Using 1,371,605 cholangioscopy images and clinical data from 528 patients who underwent cholangioscopy for the evaluation of indeterminate biliary strictures, Ghandour and colleagued aimed to develop a software tool that classifies strictures as either benign or malignant. They annotated images for abnormal features of papillary masses, dilated and tortuous vessels and ulceration suggestive of malignancy and trained a convolutional neural network (CNN) based on ResNet-18 to detect abnormality presence. External validation included a training set of 254 patients and a test set of 95 patients.

Among 217 malignant biliary strictures and 132 benign biliary strictures, researchers identified papillary masses in 66.3% and 23.5% of patients, dilated and tortuous vessels in 36.4% and 7.6% of patients and ulceration in 23.5% and 7.6% of patients.

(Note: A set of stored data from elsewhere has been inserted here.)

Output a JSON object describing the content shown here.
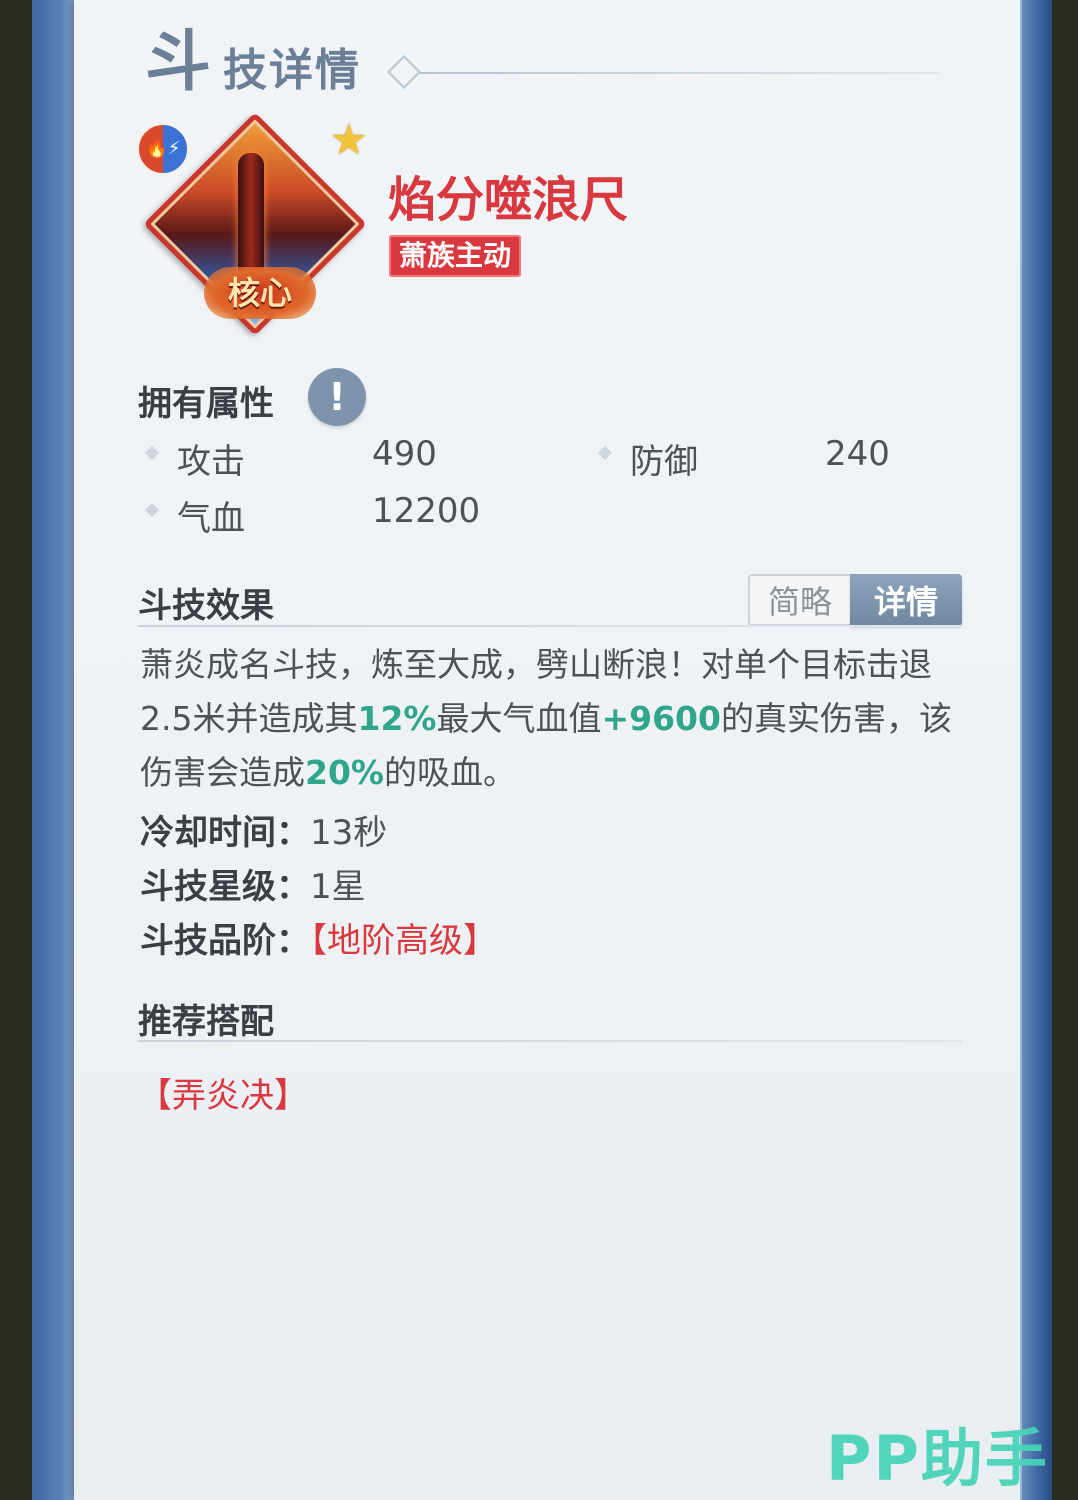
{
  "header": {
    "title_first_char": "斗",
    "title_rest": "技详情"
  },
  "skill": {
    "icon_name": "flame-pillar-skill-icon",
    "element_icon_name": "fire-lightning-element-icon",
    "star_icon_name": "star-icon",
    "core_label": "核心",
    "name": "焰分噬浪尺",
    "tag": "萧族主动",
    "name_color": "#d8383e"
  },
  "attributes": {
    "section_title": "拥有属性",
    "info_button_label": "!",
    "items": [
      {
        "label": "攻击",
        "value": "490"
      },
      {
        "label": "防御",
        "value": "240"
      },
      {
        "label": "气血",
        "value": "12200"
      }
    ]
  },
  "effect": {
    "section_title": "斗技效果",
    "toggle_brief": "简略",
    "toggle_detail": "详情",
    "selected_tab": "详情",
    "desc_1": "萧炎成名斗技，炼至大成，劈山断浪！对单个目标击退2.5米并造成其",
    "desc_hl_1": "12%",
    "desc_2": "最大气血值",
    "desc_hl_2": "+9600",
    "desc_3": "的真实伤害，该伤害会造成",
    "desc_hl_3": "20%",
    "desc_4": "的吸血。",
    "highlight_color": "#2fa58a",
    "cooldown_key": "冷却时间：",
    "cooldown_value": "13秒",
    "star_key": "斗技星级：",
    "star_value": "1星",
    "grade_key": "斗技品阶：",
    "grade_value": "【地阶高级】"
  },
  "recommend": {
    "section_title": "推荐搭配",
    "item": "【弄炎决】"
  },
  "watermark": "PP助手"
}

In detecting abnormal images, the CNN had a sensitivity of 0.81 (95% CI, 0.72-0.91), specificity of 0.91 (95% CI, 0.86-0.97), positive predictive value of 0.93 (95% CI, 0.88-0.98), negative predictive value of 0.77 (95% CI, 0.66-0.88) and area under the curve of 0.86 (95% CI, 0.8-0.92).

“What we’ve managed so far is to develop and validate a machine learning software tool that can identify abnormal cholangioscopy images with features suggestive of malignancy and differentiate them from normal biliary mucosa,” Ghandour concluded. “This shows promise for our final software that can combine cholangioscopy visual findings with patient’s clinical data to predict malignant nature of indeterminate biliary strictures.”